Lalu yang menggelitik adalah komentar netizen di salah satu media online yang menyebut Zaadit 'ingin viral', ada pula yang berkomentar 'cari sensasi', 'sok idealis'.
Oke, jadi ini seharusnya bagaimana? Saat secara baik-baik bertemu Presiden, dibilang mahasiswa 'dipangku dan dimanjakan', 'udah diajak makan enak makanya bungkam', saat sedikit 'nyeleneh' menyuarakan pesan malah dibilang 'cari sensasi' dan 'sok idealis'.
'Sok idealis'? Kami rasa itu bukan kata yang tepat. Bukankah harusnya masyarakat bangga memiliki generasi yang memiliki idealisme tinggi?

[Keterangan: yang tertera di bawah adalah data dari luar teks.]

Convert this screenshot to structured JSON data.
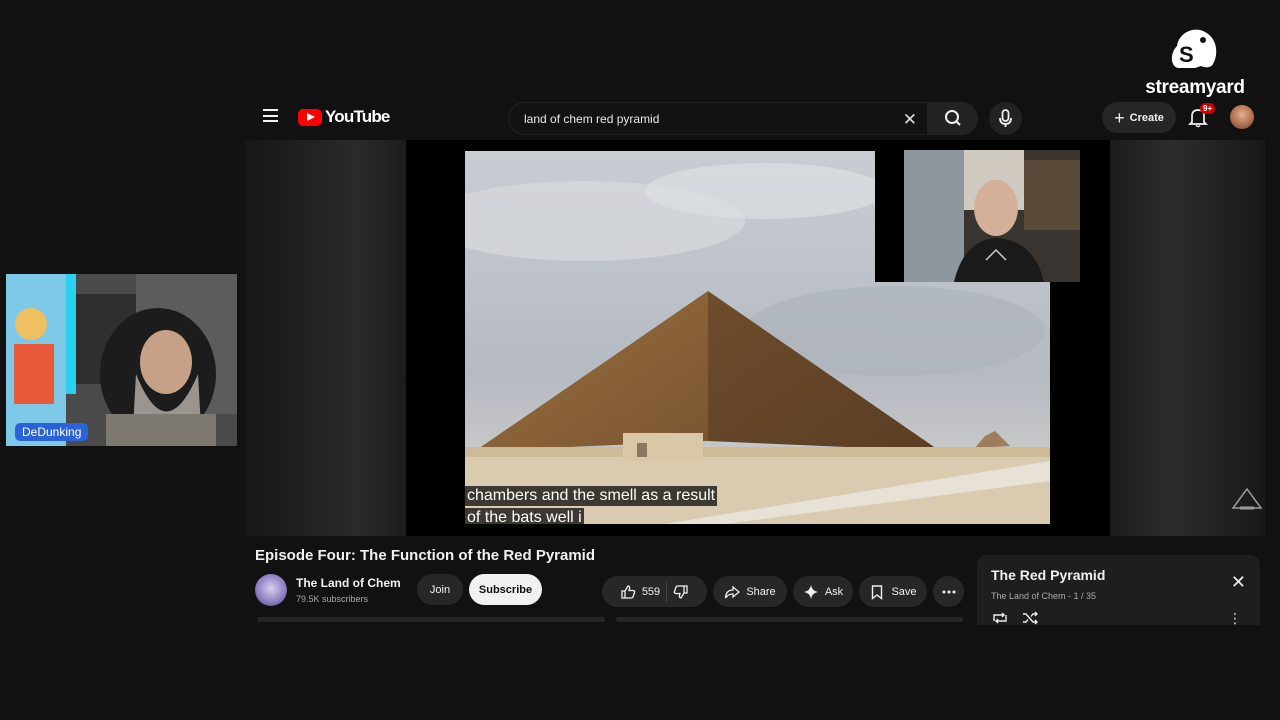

Kami rasa perlu, sudut pandang masyarakat kita diperluas agar tidak cepat menghakimi, agar tidak cepat terprovokasi. Kita ini hidup di negara yang memang terbagi menjadi pro dan kontra pemerintah, yang pro bukan berarti selalu membela pemerintah apa pun yang terjadi, jika salah pantas juga dikritik. Yang kontra juga bukan berarti selalu mengkritik membabi buta, kinerja yang bagus patut juga diapresiasi.